There was potential for even more delays, however, due to the complicated rules for winning. A presidential candidate has to get the most votes as well as garner at least 25 percent of votes in five of Kenya's eight provinces, a move aimed at ensuring a president has some support in most of the country and its many tribes.
The trickle of results ignited tensions in the capital and opposition strongholds Saturday.
In the Kibera slum, Odinga's main constituency, young men with fingers still stained with voting ink were shouting "No Raila, No Kenya!"
- an ominous call to declare him the winner. Hundreds of people swarmed out of the slum, heading for town, but police used tear gas to chase them back.
Smoke was billowing out of Kibera as homes, trees and stalls caught fire.

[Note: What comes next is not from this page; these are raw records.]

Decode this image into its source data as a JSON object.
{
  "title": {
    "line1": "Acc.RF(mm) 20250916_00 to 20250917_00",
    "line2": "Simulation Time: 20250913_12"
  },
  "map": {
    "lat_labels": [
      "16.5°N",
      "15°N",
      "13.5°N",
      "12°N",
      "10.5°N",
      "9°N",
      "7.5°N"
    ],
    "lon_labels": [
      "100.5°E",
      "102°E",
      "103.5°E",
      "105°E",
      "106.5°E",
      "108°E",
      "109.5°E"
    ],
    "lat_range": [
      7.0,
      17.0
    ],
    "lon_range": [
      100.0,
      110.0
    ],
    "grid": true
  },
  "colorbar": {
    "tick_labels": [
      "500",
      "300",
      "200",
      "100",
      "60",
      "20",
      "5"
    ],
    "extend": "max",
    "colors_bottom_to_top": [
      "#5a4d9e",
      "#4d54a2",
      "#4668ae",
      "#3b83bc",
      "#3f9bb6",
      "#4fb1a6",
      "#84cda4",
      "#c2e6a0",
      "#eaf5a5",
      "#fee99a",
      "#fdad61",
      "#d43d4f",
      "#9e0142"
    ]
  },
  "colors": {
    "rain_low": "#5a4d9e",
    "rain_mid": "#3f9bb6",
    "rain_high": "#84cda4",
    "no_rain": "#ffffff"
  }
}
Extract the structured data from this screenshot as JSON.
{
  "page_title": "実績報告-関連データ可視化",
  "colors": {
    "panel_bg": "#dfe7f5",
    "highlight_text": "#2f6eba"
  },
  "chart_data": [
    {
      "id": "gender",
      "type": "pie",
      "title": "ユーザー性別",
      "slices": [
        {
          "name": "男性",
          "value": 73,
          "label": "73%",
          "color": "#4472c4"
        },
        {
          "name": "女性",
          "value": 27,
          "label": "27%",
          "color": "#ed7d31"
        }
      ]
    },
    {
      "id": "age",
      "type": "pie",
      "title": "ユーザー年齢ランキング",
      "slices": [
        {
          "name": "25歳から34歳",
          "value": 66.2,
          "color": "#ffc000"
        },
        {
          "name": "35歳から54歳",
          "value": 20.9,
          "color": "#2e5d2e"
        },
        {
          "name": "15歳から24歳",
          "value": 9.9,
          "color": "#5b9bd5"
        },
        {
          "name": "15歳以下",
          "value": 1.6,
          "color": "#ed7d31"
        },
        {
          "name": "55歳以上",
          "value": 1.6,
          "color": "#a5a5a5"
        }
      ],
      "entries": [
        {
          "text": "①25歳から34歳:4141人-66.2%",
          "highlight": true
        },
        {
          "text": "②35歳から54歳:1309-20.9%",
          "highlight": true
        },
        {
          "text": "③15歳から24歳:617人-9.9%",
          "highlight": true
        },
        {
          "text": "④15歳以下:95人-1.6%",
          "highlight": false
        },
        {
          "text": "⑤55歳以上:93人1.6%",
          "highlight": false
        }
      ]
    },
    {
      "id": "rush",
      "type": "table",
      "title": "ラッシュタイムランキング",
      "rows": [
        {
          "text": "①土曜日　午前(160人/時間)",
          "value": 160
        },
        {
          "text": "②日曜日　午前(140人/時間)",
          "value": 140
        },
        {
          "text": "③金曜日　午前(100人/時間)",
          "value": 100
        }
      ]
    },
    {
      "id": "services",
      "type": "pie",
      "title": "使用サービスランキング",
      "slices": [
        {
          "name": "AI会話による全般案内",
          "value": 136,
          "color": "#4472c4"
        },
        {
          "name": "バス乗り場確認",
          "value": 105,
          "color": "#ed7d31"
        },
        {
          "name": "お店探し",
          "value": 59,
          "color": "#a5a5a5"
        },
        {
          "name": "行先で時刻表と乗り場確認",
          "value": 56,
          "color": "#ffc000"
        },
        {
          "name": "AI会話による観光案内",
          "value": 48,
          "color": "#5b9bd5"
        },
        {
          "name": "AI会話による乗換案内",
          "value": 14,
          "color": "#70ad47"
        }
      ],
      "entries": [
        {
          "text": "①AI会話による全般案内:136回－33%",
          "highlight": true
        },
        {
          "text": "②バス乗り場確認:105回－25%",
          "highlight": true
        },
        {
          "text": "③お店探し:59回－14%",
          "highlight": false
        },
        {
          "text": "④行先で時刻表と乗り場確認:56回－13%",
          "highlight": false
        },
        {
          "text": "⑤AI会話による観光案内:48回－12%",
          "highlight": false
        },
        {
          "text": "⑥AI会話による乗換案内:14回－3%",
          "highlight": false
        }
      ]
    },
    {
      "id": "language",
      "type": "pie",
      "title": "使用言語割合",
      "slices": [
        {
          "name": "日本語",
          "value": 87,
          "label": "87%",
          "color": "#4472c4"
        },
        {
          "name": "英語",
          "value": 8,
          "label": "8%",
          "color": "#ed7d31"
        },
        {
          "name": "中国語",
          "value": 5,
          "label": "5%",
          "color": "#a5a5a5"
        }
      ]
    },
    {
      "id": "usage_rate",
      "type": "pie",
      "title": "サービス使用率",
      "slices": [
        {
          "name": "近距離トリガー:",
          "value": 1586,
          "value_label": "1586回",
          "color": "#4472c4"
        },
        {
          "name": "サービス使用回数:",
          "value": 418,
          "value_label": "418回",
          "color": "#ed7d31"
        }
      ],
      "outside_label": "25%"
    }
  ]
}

Hamisi Noor, 22, who was standing in front of his burned-out home in Kibera, said a crowd threatened him with machetes before setting his home on fire and cutting his father across the face.
Noor, a member of Kibaki's Kikuyu tribe, said his assailants belonged to Odinga's Luo tribe. "I don't know who they were," said Noor, his trousers covered in blood and mud. "But they were Luos."
Police were blocking off streets as young men climbed up billboards to rip down Odinga posters in the capital of Nairobi, about 6 miles outside the deserted city center.
"Kibaki come back!" the men shouted as they waved machetes and sticks.
There were no immediate reports of serious injuries.
U.S. Ambassador Michael Ranneberger appealed for calm.
"Give this process a chance to be finished," he said. "This is the time for Kenyans to come together."